The benefits would be for all:
The farmer will
get a better price for their produce as middlemen will be removed
and retailers will buy directly from farmers. Farmers’ losses from
wastages specially in vegetables and fruits will come down.
The small scale sector will find new buyers and cheap and better quality
source for their products.
Consumers will
get better prices and greater variety from these stores. The entry of
global players will encourage existing traders and retail outlets to upgrade
and become more efficient, thereby providing better services to the consumers
as also better remuneration to the producers from whom they source their
products.
This is also one of the most effective ways to
tackle rise in food prices and inflation due to availability of food
items on lower prices.
Today India is one of the largest producers of
fruits and vegetables in the world. However 30-40% of food and vegetable
products go waste due to lack of storage and cold chain facilities. This
decision will bring in funds for investment to improve supply chain
infrastructure such as cold storage, transportation and procurement along
with bringing in investment for growth of the economy.
This will bring huge employment opportunities
in agro-processing, sorting, marketing and the frontend retail
business. As per some estimates upto 10 million jobs will be created in
coming years.
Government has provided safeguards to protect
national interest such as:
·
1. Minimum investment by
the global retailer will be $ 100 million and 50% of which will be in backend
infrastructure that will control wastage and help local farmers.

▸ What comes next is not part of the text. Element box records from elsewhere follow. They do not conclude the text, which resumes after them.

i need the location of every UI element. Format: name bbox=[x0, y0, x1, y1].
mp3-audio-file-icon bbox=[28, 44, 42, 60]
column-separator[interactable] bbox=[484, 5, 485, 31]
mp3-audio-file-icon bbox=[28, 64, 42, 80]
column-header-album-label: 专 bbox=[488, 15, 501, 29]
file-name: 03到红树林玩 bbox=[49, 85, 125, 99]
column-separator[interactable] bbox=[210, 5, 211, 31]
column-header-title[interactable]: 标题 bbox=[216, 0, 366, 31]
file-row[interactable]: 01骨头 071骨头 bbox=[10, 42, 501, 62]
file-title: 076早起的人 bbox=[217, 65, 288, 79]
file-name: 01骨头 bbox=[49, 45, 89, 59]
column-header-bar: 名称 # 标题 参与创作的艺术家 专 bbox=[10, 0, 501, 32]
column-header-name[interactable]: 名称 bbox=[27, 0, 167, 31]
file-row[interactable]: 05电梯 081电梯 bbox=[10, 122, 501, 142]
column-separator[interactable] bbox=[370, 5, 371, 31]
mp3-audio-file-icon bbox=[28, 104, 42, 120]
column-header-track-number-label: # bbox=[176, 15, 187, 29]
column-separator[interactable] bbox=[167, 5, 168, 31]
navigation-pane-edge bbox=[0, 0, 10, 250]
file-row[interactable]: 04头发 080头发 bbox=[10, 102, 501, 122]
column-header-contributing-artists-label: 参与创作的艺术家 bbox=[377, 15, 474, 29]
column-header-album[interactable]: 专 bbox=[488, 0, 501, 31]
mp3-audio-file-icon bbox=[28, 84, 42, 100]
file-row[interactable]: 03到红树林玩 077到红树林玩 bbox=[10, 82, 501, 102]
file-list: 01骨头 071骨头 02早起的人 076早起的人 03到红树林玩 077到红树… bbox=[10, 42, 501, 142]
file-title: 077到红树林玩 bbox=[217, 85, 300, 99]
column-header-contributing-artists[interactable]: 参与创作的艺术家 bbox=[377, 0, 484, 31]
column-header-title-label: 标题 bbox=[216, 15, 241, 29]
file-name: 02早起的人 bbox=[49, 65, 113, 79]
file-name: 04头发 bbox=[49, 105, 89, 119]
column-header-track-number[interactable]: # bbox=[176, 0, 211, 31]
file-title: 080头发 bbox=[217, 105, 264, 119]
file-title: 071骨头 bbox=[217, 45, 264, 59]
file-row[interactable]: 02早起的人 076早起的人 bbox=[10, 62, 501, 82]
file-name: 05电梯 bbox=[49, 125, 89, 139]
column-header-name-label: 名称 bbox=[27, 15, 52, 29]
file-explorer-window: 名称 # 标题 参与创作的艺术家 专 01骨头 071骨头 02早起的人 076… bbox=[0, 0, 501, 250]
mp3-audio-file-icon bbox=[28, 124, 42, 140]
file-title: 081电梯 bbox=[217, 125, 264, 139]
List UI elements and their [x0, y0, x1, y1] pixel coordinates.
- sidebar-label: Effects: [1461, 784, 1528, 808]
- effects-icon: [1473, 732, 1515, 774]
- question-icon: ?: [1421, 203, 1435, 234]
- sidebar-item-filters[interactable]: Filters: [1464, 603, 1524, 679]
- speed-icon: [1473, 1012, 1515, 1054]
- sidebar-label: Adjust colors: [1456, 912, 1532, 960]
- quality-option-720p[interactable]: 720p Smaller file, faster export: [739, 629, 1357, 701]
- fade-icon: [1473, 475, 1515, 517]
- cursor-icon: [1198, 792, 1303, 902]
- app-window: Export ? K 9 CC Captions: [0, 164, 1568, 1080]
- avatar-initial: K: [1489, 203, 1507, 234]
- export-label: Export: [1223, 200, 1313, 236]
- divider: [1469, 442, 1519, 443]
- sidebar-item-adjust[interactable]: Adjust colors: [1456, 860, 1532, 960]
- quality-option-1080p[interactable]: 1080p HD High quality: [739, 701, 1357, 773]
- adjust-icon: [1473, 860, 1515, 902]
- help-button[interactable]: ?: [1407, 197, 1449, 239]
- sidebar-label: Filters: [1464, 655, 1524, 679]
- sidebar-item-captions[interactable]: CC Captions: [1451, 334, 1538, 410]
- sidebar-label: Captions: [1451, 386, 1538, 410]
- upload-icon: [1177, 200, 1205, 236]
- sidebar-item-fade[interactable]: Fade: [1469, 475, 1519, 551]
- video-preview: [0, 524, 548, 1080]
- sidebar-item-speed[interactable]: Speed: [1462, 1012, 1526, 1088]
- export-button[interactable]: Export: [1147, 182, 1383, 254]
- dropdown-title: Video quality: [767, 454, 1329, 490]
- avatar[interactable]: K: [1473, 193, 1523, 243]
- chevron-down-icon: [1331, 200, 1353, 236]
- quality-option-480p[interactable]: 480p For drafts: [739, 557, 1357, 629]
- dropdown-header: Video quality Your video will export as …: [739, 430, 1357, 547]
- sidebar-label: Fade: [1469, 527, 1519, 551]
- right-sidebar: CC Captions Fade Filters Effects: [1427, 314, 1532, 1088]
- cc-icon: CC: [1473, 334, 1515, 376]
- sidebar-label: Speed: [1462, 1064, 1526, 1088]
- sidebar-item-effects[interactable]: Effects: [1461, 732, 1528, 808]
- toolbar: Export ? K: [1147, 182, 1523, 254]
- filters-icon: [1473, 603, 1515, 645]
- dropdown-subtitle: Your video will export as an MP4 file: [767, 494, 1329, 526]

Backend
infrastructure will be in or near villages and will be of immense value for
rural economy.
·
·
2. It has been made
mandatory that 30% sourcing will be done from Indian small industry. This
will promote local manufacturing, as Indian small industries will feel
encouraged to expand capacities in manufacturing thereby creating more
employment and also strengthening the manufacturing base of the
country.
·
3.These stores can be set
up only in cities with the population of more than 10 lakh. This
provision along with the requirement of master/zonal plans will make sure
that small retailers are not affected. Moreover small retailers can
benefit from sourcing their products from deep discount wholesale
cash-and-carry big retailers. This will improve quality of their
product and reduce their cost.
·
4. In order to ensure
supply to ration shops (PDS) government will have the first right to the
procurement of agricultural products. This is important from food
security point of view also.
Some people fear that big retailers will destroy
small traders by keeping low prices initially (predatory pricing).

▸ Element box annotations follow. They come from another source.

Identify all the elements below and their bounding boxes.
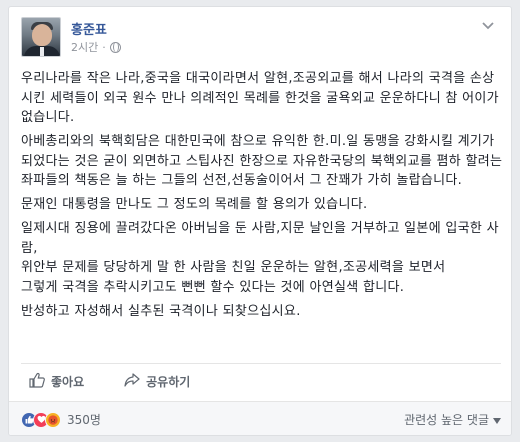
post-time[interactable]: 2시간 (71, 39, 98, 55)
thumbs-up-icon (29, 372, 45, 391)
author-name[interactable]: 홍준표 (71, 19, 107, 38)
angry-reaction-icon (45, 411, 61, 428)
separator-dot: · (102, 40, 106, 54)
avatar[interactable] (21, 17, 61, 57)
post-paragraph-1: 우리나라를 작은 나라,중국을 대국이라면서 알현,조공외교를 해서 나라의 국… (21, 71, 499, 125)
post-header: 홍준표 2시간 · (21, 17, 501, 61)
chevron-down-icon[interactable] (481, 21, 495, 35)
comment-sort-label: 관련성 높은 댓글 (404, 413, 489, 427)
share-button[interactable]: 공유하기 (124, 372, 190, 391)
reaction-icons[interactable] (21, 411, 61, 428)
globe-icon (109, 41, 121, 53)
post-paragraph-2: 아베총리와의 북핵회담은 대한민국에 참으로 유익한 한.미.일 동맹을 강화시… (21, 134, 503, 188)
action-bar: 좋아요 공유하기 (21, 363, 501, 399)
like-label: 좋아요 (51, 375, 85, 389)
reactions-bar: 350명 관련성 높은 댓글 (9, 401, 511, 435)
post-paragraph-4: 일제시대 징용에 끌려갔다온 아버님을 둔 사람,지문 날인을 거부하고 일본에… (21, 221, 499, 295)
comment-sort-dropdown[interactable]: 관련성 높은 댓글 (404, 411, 501, 428)
post-card: 홍준표 2시간 · 우리나라를 작은 나라,중국을 대국이라면서 알현,조공외교… (8, 6, 512, 436)
caret-down-icon (493, 413, 501, 427)
like-button[interactable]: 좋아요 (29, 372, 84, 391)
post-paragraph-5: 반성하고 자성해서 실추된 국격이나 되찾으십시요. (21, 303, 301, 319)
share-icon (124, 372, 140, 391)
post-paragraph-3: 문재인 대통령을 만나도 그 정도의 목례를 할 용의가 있습니다. (21, 197, 368, 212)
post-body: 우리나라를 작은 나라,중국을 대국이라면서 알현,조공외교를 해서 나라의 국… (21, 69, 503, 326)
reaction-count[interactable]: 350명 (67, 411, 101, 428)
post-meta: 2시간 · (71, 39, 121, 55)
share-label: 공유하기 (146, 375, 191, 389)
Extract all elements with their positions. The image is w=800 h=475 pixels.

However, Competition Commission of India will not allow this to happen.
As the policy will be implemented in only 53 cities (with population over 10
lakh) which will make it difficult for big retailers to crush
competition. In many developing countries like China, Thailand,
Indonesia, Brazil, Argentina, and Singapore, where 100% FDI is allowed, small
retailers are successfully co-existing with big retailers.

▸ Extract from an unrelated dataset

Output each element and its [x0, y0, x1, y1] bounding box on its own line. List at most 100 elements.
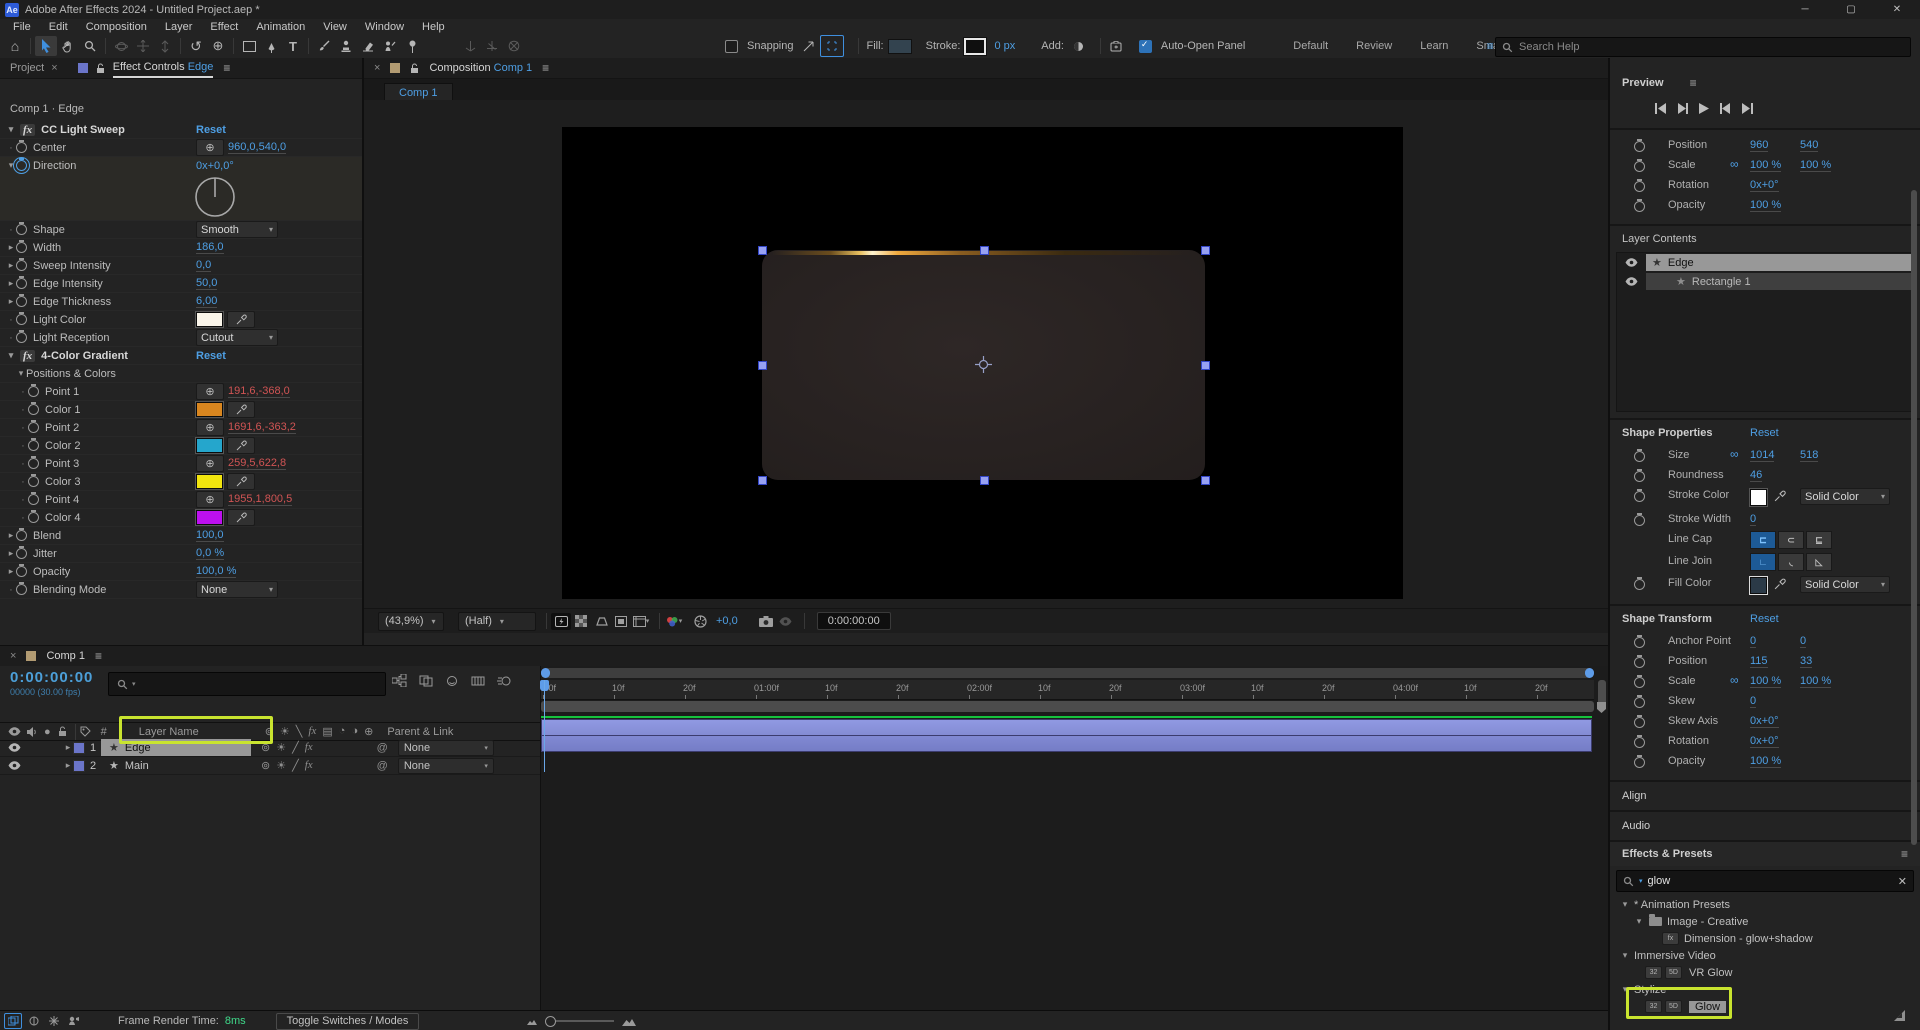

Indian labour will continue to be protected by
Indian labour law. It is an enabling policy framework. States are free
to adopt it or leave it. Those states that do not want to have FDI in retail
are free not to allow them. This is done to maintain the freedom of states in
federal structure. FDI policy does not override the existing laws governing,
trade and commerce in the country. The State Government laws and
regulations in this regard would apply as much to the foreign players as to
the establishment of any domestic businesses in the retail sector.